Dick caught the politics bug as a grade-schooler watching the Kennedy-Nixon debates in 1960. Fifteen years later, as the editor-columnist of an alternative weekly in Hartford, Connecticut, he wrote his first political story after riding in a car all day with presidential candidate Fred Harris – a liberal Democrat from Oklahoma, back when Oklahoma elected Democrats. But his full immersion began in 1988, when, as a Philadelphia Inquirer reporter, he wrote a 13-part series called “The Making of an Image,” about the GOP’s pioneering TV attack ads. Subsequently, he covered Philadelphia politics; Senator Bill Bradley’s 1990 re-election race; national elections in France, Italy, Denmark, and Sweden while he was a foreign correspondent; the U.S. presidential races of 1992, 1996, 2000, 2004, and 2008, mostly on the road, while writing for The Philadelphia Inquirer as a reporter and columnist; and the 2012 and 2016 presidential races as the national columnist for WHYY, Philadelphia’s leading public media outlet. Dick thinks that legendary Washington Post editor Ben Bradlee was right when he called journalism “the first rough draft of history,” and believes that the 2020 race is history in the making.

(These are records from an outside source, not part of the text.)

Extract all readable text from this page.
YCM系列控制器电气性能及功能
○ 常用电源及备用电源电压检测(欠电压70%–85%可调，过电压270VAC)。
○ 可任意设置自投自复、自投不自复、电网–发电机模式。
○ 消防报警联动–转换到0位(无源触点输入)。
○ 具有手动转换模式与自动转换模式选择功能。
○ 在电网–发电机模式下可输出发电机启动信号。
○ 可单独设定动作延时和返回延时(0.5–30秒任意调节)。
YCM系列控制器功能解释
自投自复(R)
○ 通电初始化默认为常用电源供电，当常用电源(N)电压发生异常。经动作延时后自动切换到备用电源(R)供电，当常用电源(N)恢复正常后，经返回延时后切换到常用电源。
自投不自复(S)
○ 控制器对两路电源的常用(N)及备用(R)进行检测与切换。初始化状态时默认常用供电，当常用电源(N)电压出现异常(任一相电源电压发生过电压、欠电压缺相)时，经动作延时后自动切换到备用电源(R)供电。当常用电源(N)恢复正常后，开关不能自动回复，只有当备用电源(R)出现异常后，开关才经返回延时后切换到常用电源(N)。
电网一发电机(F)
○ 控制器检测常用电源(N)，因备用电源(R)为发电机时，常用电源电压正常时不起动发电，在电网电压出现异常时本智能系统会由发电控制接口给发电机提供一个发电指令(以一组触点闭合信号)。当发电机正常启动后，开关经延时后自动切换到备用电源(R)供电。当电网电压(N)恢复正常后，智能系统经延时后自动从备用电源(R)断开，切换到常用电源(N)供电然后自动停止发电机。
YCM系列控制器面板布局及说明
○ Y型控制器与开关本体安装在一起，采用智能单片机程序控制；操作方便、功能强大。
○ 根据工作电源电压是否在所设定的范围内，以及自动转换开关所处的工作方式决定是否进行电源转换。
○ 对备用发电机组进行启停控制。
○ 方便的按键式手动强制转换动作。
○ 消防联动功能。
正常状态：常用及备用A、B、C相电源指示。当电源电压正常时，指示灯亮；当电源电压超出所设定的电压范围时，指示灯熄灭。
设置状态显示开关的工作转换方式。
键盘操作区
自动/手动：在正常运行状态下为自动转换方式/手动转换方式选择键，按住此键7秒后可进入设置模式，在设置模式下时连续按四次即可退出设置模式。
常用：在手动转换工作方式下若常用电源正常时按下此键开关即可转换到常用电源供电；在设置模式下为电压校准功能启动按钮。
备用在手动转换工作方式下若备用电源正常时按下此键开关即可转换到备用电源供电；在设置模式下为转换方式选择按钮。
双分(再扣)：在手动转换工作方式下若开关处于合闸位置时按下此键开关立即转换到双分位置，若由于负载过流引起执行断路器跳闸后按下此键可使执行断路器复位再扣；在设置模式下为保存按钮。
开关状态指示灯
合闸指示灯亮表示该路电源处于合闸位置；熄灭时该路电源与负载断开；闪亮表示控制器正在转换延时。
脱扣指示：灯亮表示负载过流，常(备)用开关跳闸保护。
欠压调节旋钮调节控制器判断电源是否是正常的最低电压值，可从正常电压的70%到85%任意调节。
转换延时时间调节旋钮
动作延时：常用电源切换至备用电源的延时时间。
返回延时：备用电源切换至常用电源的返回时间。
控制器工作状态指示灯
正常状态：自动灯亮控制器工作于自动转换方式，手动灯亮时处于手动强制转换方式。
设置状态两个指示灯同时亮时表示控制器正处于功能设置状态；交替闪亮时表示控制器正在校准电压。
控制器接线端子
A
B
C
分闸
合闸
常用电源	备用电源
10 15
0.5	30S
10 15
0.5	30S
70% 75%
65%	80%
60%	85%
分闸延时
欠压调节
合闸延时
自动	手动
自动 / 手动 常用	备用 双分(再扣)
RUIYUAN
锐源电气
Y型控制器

He teaches journalism at the University of Pennsylvania, where he has been the full-time Writer in Residence since 2006. And he frequently hosts on-stage conversations with visiting journalists and political figures at the Free Library of Philadelphia.
Chris Satullo
Chris Satullo, a civic engagement consultant, is a former editorial page editor/columnist for The Philadelphia Inquirer and vice president/news at WHYY public media in Philadelphia.